Contractors: Consult Your Insurance Broker Regarding Your CGL Policy

David Adelstein | Florida Construction Legal Updates | February 10, 2018

Contractors:  do yourself a favor and consult your insurance broker regarding your commercial general liability (CGL) policy.   Do this now, especially if you subcontract out work.

CGL policies contain a “your work” exclusion.  The CGL policy is written such that it excludes “‘property damage’ to ‘your work’ arising out of it or any part of it and included in the ‘products-completed operations hazard.’” This exclusion will be raised in the post-completion latent construction defect scenario. (There are other exclusions that will be raised to a defect discovered during construction.)  Certain policies will contain a subcontractor exception to this “your work” exclusion.  You WANT this exception- no doubt about it so that this exclusion does not apply to work performed by your subcontractors.  Without this subcontractor exception, truth be told, this “your work” exclusion is a total back-breaker to contractors.   It will give your insurer an immediate out for many latent defect property scenarios since excluded from coverage is property damage to your work including work performed by your subcontractors.

In a recent opinion, Mid-Continent Casualty Co. v. JWN Construction, Inc., 2018 WL 783102 (S.D.Fla. 2018), an owner discovered water intrusion and damage at his property.  He sued the general contractor and the general contractor’s insurer filed a separate action for declaratory relief claiming it had NO duty to defend or indemnify its insured—the general contractor—in the underlying suit.  The court agreed because the contractor did not have the subcontractor exception to the “your work” exclusion.

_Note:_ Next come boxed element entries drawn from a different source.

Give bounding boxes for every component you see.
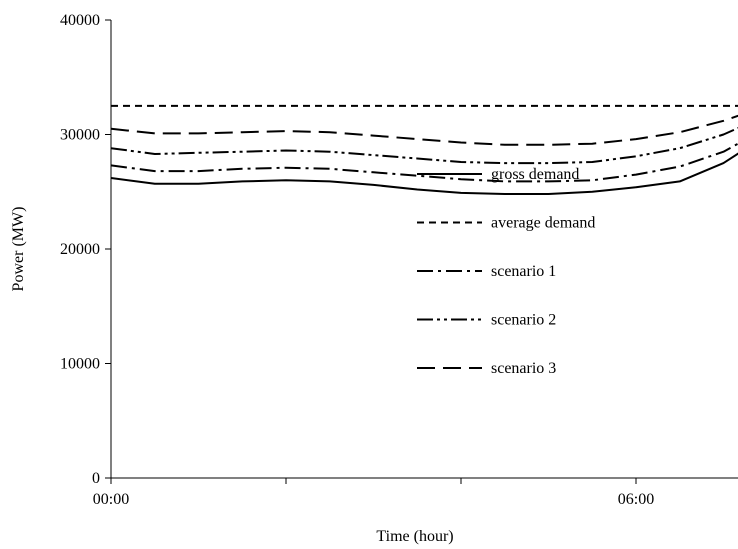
y-axis: 0 10000 20000 30000 40000 <box>60 12 112 487</box>
legend-label: scenario 3 <box>491 360 556 377</box>
series-line-5 <box>111 114 738 146</box>
y-tick-label: 30000 <box>60 127 100 144</box>
y-ticks: 0 10000 20000 30000 40000 <box>60 12 111 487</box>
y-tick-label: 20000 <box>60 241 100 258</box>
series-layer <box>111 104 738 195</box>
legend-label: average demand <box>491 215 595 232</box>
legend-label: scenario 1 <box>491 263 556 280</box>
legend-label: scenario 2 <box>491 312 556 329</box>
x-axis-title: Time (hour) <box>376 528 453 545</box>
x-tick-label: 00:00 <box>93 491 129 508</box>
legend-label: gross demand <box>491 166 579 183</box>
series-line-3 <box>111 142 738 183</box>
series-line-4 <box>111 126 738 165</box>
series-line-1 <box>111 152 738 195</box>
y-axis-title: Power (MW) <box>10 207 27 292</box>
x-tick-label: 06:00 <box>618 491 654 508</box>
y-tick-label: 0 <box>92 470 100 487</box>
legend: gross demand average demand scenario 1 scen… <box>417 166 595 377</box>
y-tick-label: 40000 <box>60 12 100 29</box>
y-tick-label: 10000 <box>60 356 100 373</box>
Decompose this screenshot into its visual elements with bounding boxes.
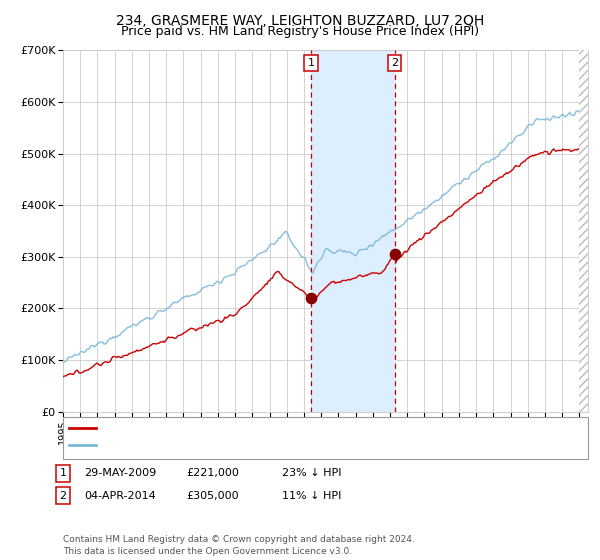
Text: 11% ↓ HPI: 11% ↓ HPI	[282, 491, 341, 501]
Text: 23% ↓ HPI: 23% ↓ HPI	[282, 468, 341, 478]
Text: Contains HM Land Registry data © Crown copyright and database right 2024.
This d: Contains HM Land Registry data © Crown c…	[63, 535, 415, 556]
Text: HPI: Average price, detached house, Central Bedfordshire: HPI: Average price, detached house, Cent…	[102, 440, 403, 450]
Text: 1: 1	[308, 58, 314, 68]
Text: 1: 1	[59, 468, 67, 478]
Text: Price paid vs. HM Land Registry's House Price Index (HPI): Price paid vs. HM Land Registry's House …	[121, 25, 479, 38]
Text: 2: 2	[59, 491, 67, 501]
Bar	[311, 50, 395, 412]
Text: 2: 2	[391, 58, 398, 68]
Text: 29-MAY-2009: 29-MAY-2009	[84, 468, 156, 478]
Point	[306, 293, 316, 302]
Text: 234, GRASMERE WAY, LEIGHTON BUZZARD, LU7 2QH (detached house): 234, GRASMERE WAY, LEIGHTON BUZZARD, LU7…	[102, 423, 473, 433]
Text: £305,000: £305,000	[186, 491, 239, 501]
Point	[390, 250, 400, 259]
Text: £221,000: £221,000	[186, 468, 239, 478]
Text: 234, GRASMERE WAY, LEIGHTON BUZZARD, LU7 2QH: 234, GRASMERE WAY, LEIGHTON BUZZARD, LU7…	[116, 14, 484, 28]
Text: 04-APR-2014: 04-APR-2014	[84, 491, 156, 501]
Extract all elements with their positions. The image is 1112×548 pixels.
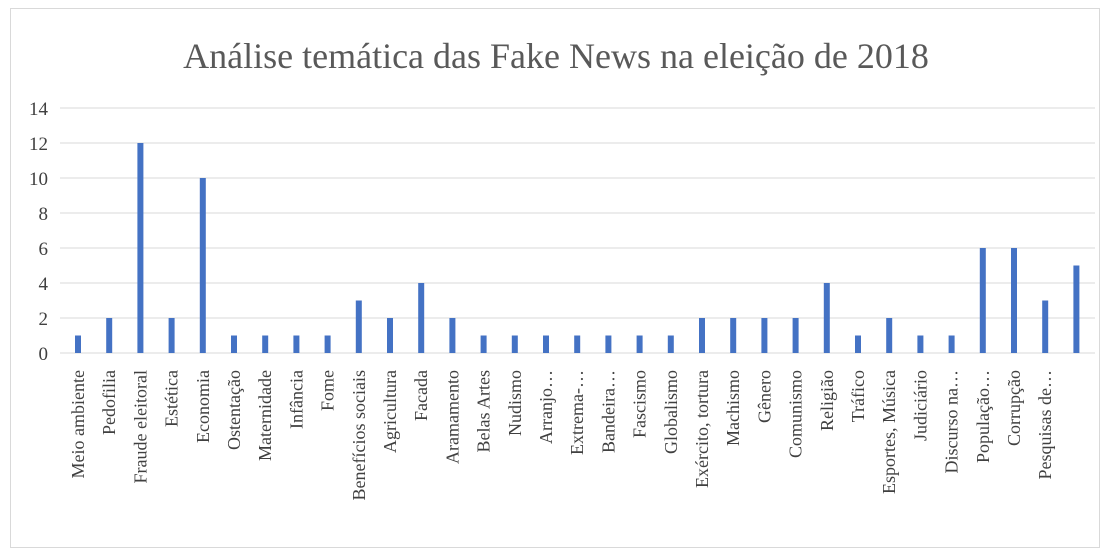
bar	[543, 335, 549, 353]
bar	[979, 248, 986, 353]
y-tick-label: 0	[39, 344, 49, 365]
x-tick-label: Aramamento	[442, 370, 462, 464]
x-tick-label: Corrupção	[1004, 370, 1024, 446]
bar	[262, 335, 269, 353]
y-tick-label: 6	[39, 239, 49, 260]
bar	[324, 335, 331, 353]
x-tick-label: Arranjo…	[536, 370, 556, 444]
x-tick-label: Pesquisas de…	[1035, 370, 1055, 480]
bar	[418, 283, 425, 353]
x-tick-label: Comunismo	[786, 370, 806, 458]
bar	[1073, 265, 1080, 353]
x-axis-labels: Meio ambiente Pedofilia Fraude eleitoral Es…	[68, 370, 1055, 500]
x-tick-label: Exército, tortura	[692, 370, 712, 488]
bar	[948, 335, 955, 353]
x-tick-label: Religião	[817, 370, 837, 431]
x-tick-label: Gênero	[754, 370, 774, 423]
bar	[293, 335, 300, 353]
bar	[199, 178, 206, 353]
x-tick-label: Judiciário	[910, 370, 930, 441]
bar	[106, 318, 113, 353]
bar	[667, 335, 674, 353]
bar	[137, 143, 144, 353]
chart-frame	[10, 8, 1100, 548]
bar	[855, 335, 861, 353]
y-axis-ticks: 0 2 4 6 8 10 12 14	[29, 99, 49, 365]
x-tick-label: Maternidade	[255, 370, 275, 461]
bar	[761, 318, 768, 353]
bar	[792, 318, 799, 353]
bar	[449, 318, 456, 353]
x-tick-label: Agricultura	[380, 370, 400, 453]
y-tick-label: 10	[29, 169, 48, 190]
bar	[886, 318, 893, 353]
x-tick-label: Infância	[286, 370, 306, 429]
x-tick-label: Fascismo	[630, 370, 650, 438]
bar	[387, 318, 393, 353]
bar	[1042, 300, 1049, 353]
chart-title: Análise temática das Fake News na eleiçã…	[183, 36, 929, 76]
x-tick-label: Machismo	[723, 370, 743, 446]
bar	[480, 335, 487, 353]
bar	[605, 335, 612, 353]
x-tick-label: Globalismo	[661, 370, 681, 454]
bar	[730, 318, 737, 353]
bar	[699, 318, 705, 353]
bar	[823, 283, 830, 353]
bar	[75, 335, 81, 353]
x-tick-label: Esportes, Música	[879, 370, 899, 494]
bars	[75, 143, 1080, 353]
x-tick-label: Economia	[193, 370, 213, 443]
x-tick-label: Discurso na…	[942, 370, 962, 473]
y-tick-label: 14	[29, 99, 49, 120]
bar	[1011, 248, 1017, 353]
x-tick-label: Facada	[411, 370, 431, 421]
bar	[917, 335, 924, 353]
bar	[231, 335, 237, 353]
x-tick-label: Belas Artes	[474, 370, 494, 453]
x-tick-label: Pedofilia	[99, 370, 119, 435]
x-tick-label: Benefícios sociais	[349, 370, 369, 500]
x-tick-label: Fraude eleitoral	[130, 370, 150, 483]
x-tick-label: Tráfico	[848, 370, 868, 422]
bar	[168, 318, 175, 353]
x-tick-label: Extrema-…	[567, 370, 587, 455]
y-tick-label: 8	[39, 204, 49, 225]
x-tick-label: Nudismo	[505, 370, 525, 436]
y-tick-label: 12	[29, 134, 48, 155]
bar	[511, 335, 518, 353]
bar	[636, 335, 643, 353]
x-tick-label: Ostentação	[224, 370, 244, 450]
y-tick-label: 4	[39, 274, 49, 295]
x-tick-label: Estética	[162, 370, 182, 427]
x-tick-label: Bandeira…	[598, 370, 618, 453]
bar	[355, 300, 362, 353]
gridlines	[60, 107, 1095, 354]
y-tick-label: 2	[39, 309, 49, 330]
bar	[574, 335, 581, 353]
x-tick-label: Meio ambiente	[68, 370, 88, 478]
x-tick-label: Fome	[318, 370, 338, 411]
x-tick-label: População…	[973, 370, 993, 463]
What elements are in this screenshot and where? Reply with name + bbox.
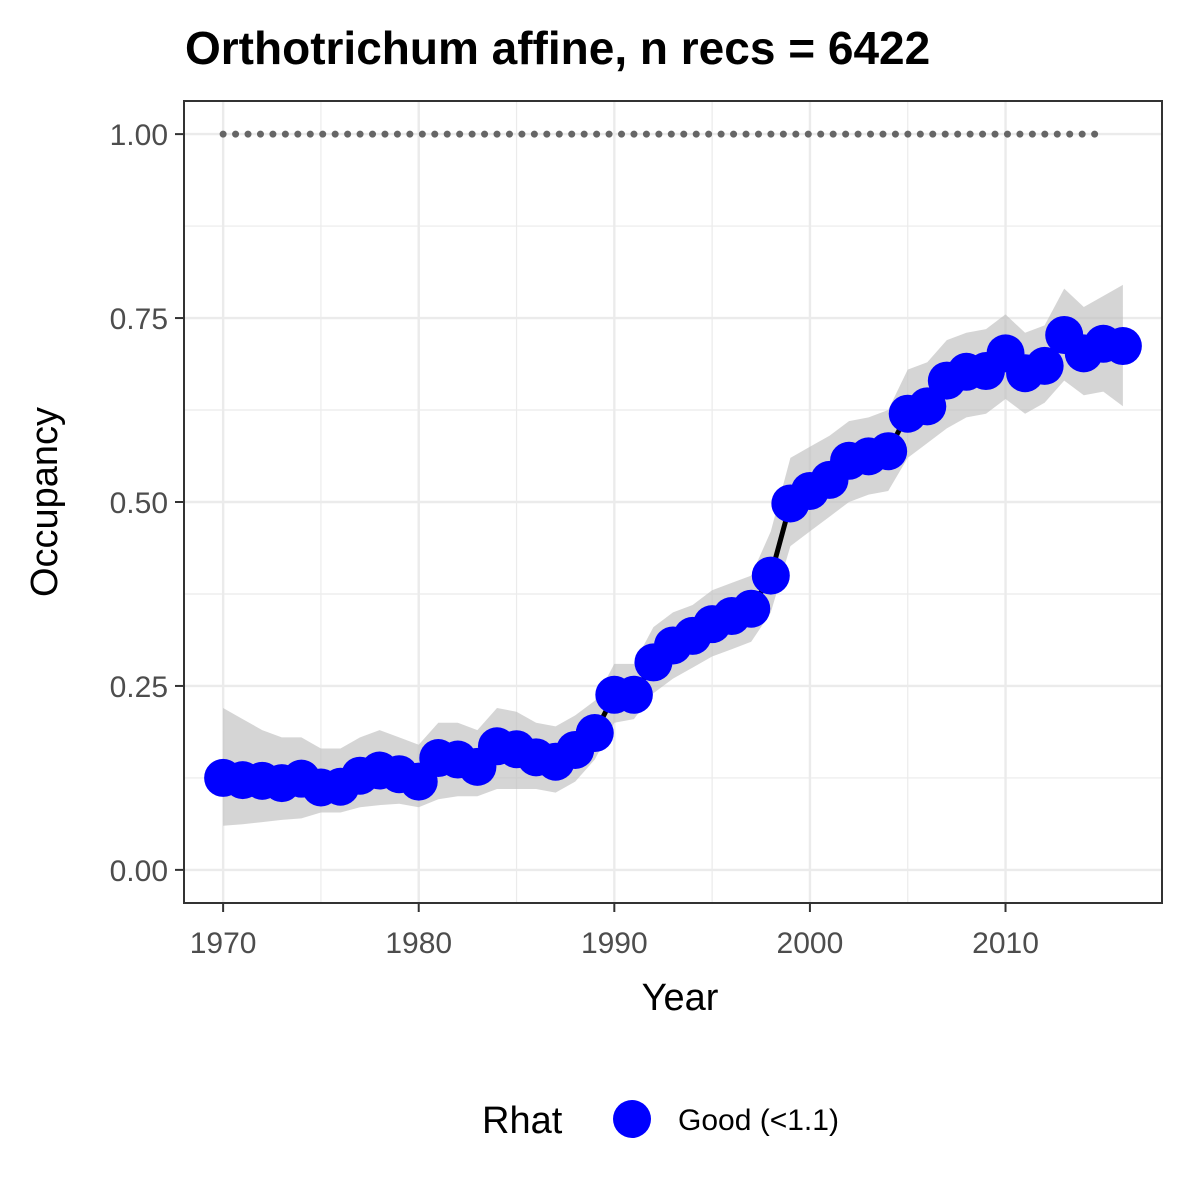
x-tick-label: 2010	[972, 927, 1039, 960]
legend-title: Rhat	[482, 1100, 563, 1142]
y-tick-label: 0.75	[110, 303, 168, 336]
legend-key-good-marker	[613, 1100, 651, 1138]
legend: Rhat Good (<1.1)	[482, 1100, 839, 1142]
y-tick-label: 1.00	[110, 119, 168, 152]
gridlines	[184, 101, 1162, 903]
y-tick-label: 0.00	[110, 855, 168, 888]
data-point-2012	[1025, 346, 1064, 385]
data-point-2016	[1103, 327, 1142, 366]
y-axis: 0.00 0.25 0.50 0.75 1.00	[110, 119, 184, 888]
y-tick-label: 0.25	[110, 671, 168, 704]
data-point-1989	[575, 714, 614, 753]
x-tick-label: 1990	[581, 927, 648, 960]
legend-label-good: Good (<1.1)	[678, 1104, 839, 1137]
data-point-2004	[869, 432, 908, 471]
chart-title: Orthotrichum affine, n recs = 6422	[185, 22, 930, 74]
data-points-layer	[204, 315, 1142, 807]
y-tick-label: 0.50	[110, 487, 168, 520]
x-tick-label: 1980	[385, 927, 452, 960]
data-point-1998	[751, 556, 790, 595]
x-axis-title: Year	[642, 977, 719, 1019]
data-point-1997	[732, 589, 771, 628]
data-point-1991	[614, 675, 653, 714]
x-axis: 1970 1980 1990 2000 2010	[190, 903, 1039, 960]
x-tick-label: 2000	[777, 927, 844, 960]
x-tick-label: 1970	[190, 927, 257, 960]
y-axis-title: Occupancy	[24, 407, 66, 597]
data-point-2006	[908, 387, 947, 426]
plot-area	[183, 100, 1163, 904]
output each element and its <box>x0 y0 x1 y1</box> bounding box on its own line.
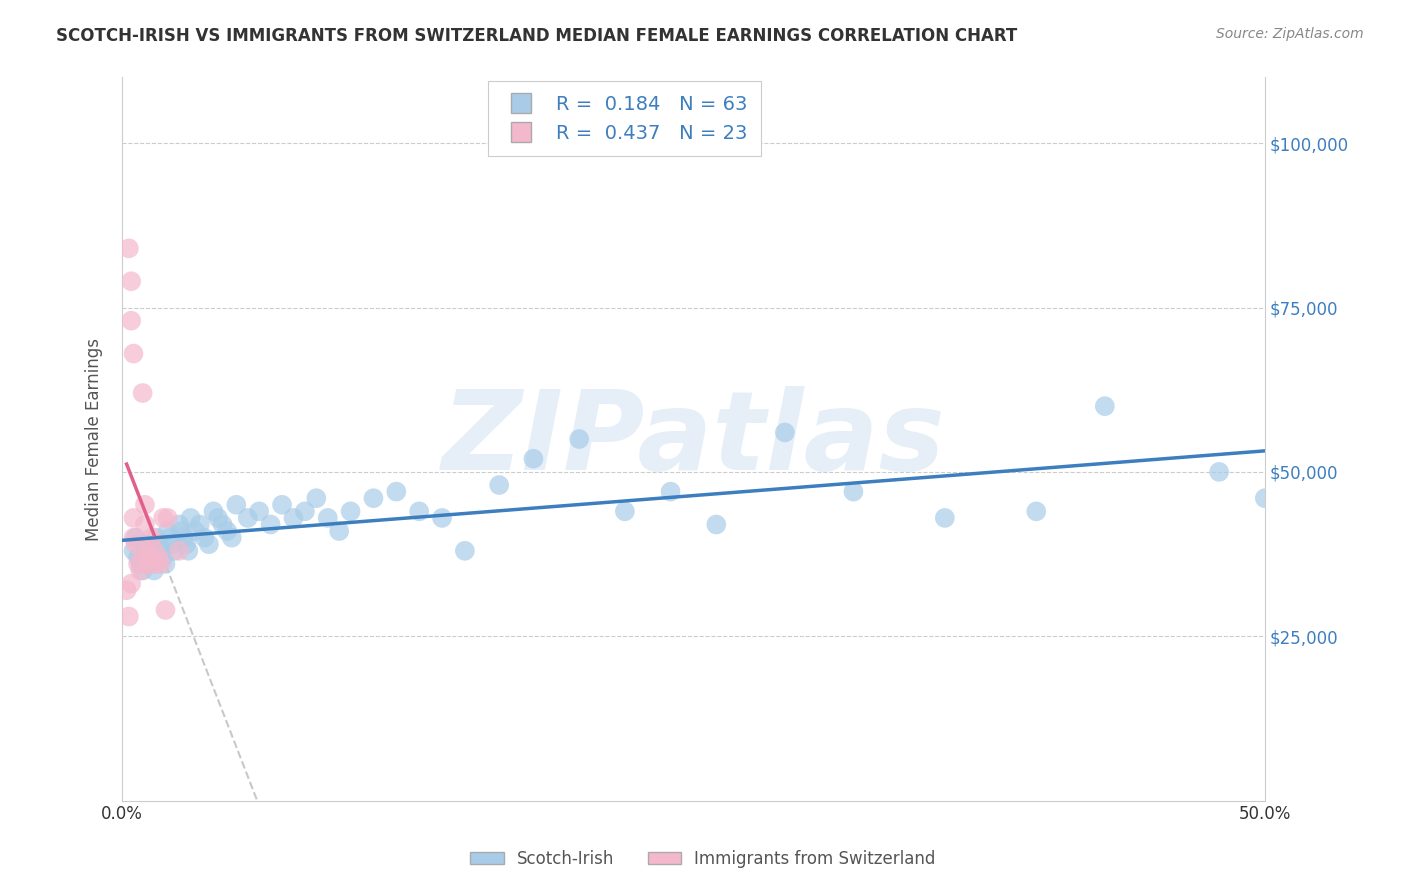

If work was performed by JWN [contractor] or on JWN’s behalf-here by a subcontractor-then the “your work” exclusion applies.  Historically, insurers could be liable under commercial general liabilities policies resembling the policy in the instant case for certain types of damages caused by subcontractors….Nonetheless, insurers do possess the right to define their coverage as excluding damages arising out of a subcontractor’s defective work by eliminating subcontractor’s exceptions from the policy. An insurer is only liable for a subcontractor’s defective work when the “your work” exclusion does not eliminate coverage for work performed by a subcontractor….In conclusion, the insurance policy in this case excluded coverage for work performed not only by JWN, but also by JWN’s subcontractors.

JWN Construction, Inc., supra, at *4.

This ruling meant that the general contractor’s CGL insurer had no duty to defend or indemnify its insured—again, the contractor—for the defects or resulting water damage.  A total killer illustrating the absolute importance of the subcontractor exception to the “your work” exclusion in your CGL policy.